Summary of Summaries of p-values

ran_05.dat less than 0.1 has 15 occurrences

ran_05.dat more than 0.9 has 14 occurrences

ran_06.dat less than 0.1 has 24 occurrences

ran_06.dat more than 0.9 has 21 occurrences

It seeems that the OpenSSL random number generator has a bias more than the OpenSSL AES-128-cbc randomness. OpenSSL Rev. 0.9.8 o

_________________________________________

**Conclusion, August 8, 2010**

Mistakes were made when I (the author and publisher) added up the numbers.
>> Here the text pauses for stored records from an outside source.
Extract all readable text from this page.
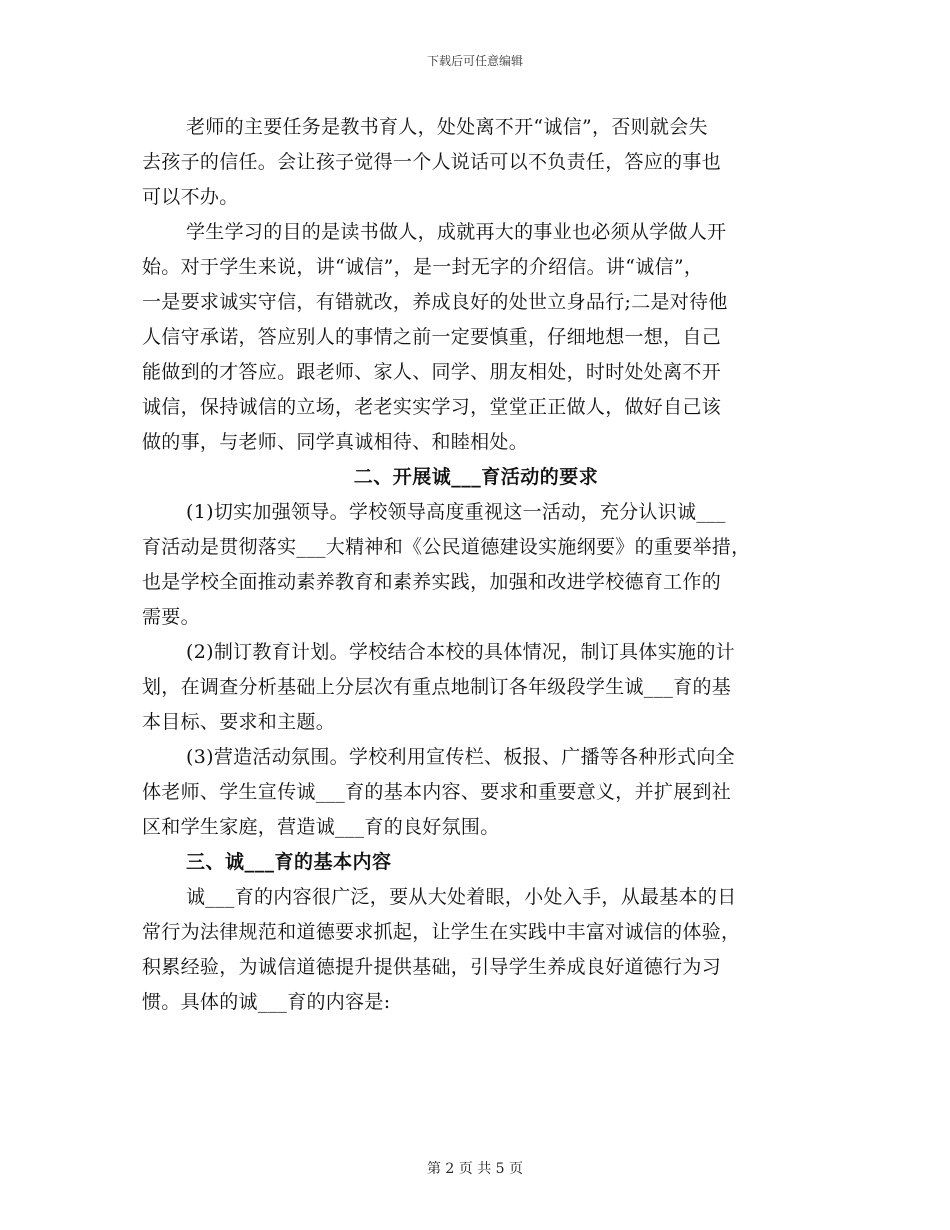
下载后可任意编辑

老师的主要任务是教书育人，处处离不开“诚信”，否则就会失
去孩子的信任。会让孩子觉得一个人说话可以不负责任，答应的事也
可以不办。

学生学习的目的是读书做人，成就再大的事业也必须从学做人开
始。对于学生来说，讲“诚信”，是一封无字的介绍信。讲“诚信”，
一是要求诚实守信，有错就改，养成良好的处世立身品行;二是对待他
人信守承诺，答应别人的事情之前一定要慎重，仔细地想一想，自己
能做到的才答应。跟老师、家人、同学、朋友相处，时时处处离不开
诚信，保持诚信的立场，老老实实学习，堂堂正正做人，做好自己该
做的事，与老师、同学真诚相待、和睦相处。

二、开展诚___育活动的要求

(1)切实加强领导。学校领导高度重视这一活动，充分认识诚___
育活动是贯彻落实___大精神和《公民道德建设实施纲要》的重要举措，
也是学校全面推动素养教育和素养实践，加强和改进学校德育工作的
需要。

(2)制订教育计划。学校结合本校的具体情况，制订具体实施的计
划，在调查分析基础上分层次有重点地制订各年级段学生诚___育的基
本目标、要求和主题。

(3)营造活动氛围。学校利用宣传栏、板报、广播等各种形式向全
体老师、学生宣传诚___育的基本内容、要求和重要意义，并扩展到社
区和学生家庭，营造诚___育的良好氛围。

三、诚___育的基本内容

诚___育的内容很广泛，要从大处着眼，小处入手，从最基本的日
常行为法律规范和道德要求抓起，让学生在实践中丰富对诚信的体验，
积累经验，为诚信道德提升提供基础，引导学生养成良好道德行为习
惯。具体的诚___育的内容是:

第 2 页 共 5 页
The author was wrong about seeing a difference in quality of the random numbers from two sources: ciphertext and a random number generator. This second look at the random numbers was more careful than the first look. The result is

**a retraction**of the guess that one file was less random than another file.

A Perl program was used to make summaries of Diehard reports. It is called merit_47.pl and it is free for you to download. Merit_47.pl provides two output files, one is a bare table of p-values for 17 statistical Diehard tests. This is suitable to be imported into a spreadsheet. The other output file is a commented table of p-values as well as histograms of the number of occurrences of p-values for each test. A batch file called eight.bat is also on line so sixteen files of Diehard results can be processed automatically by the merit_47.pl program.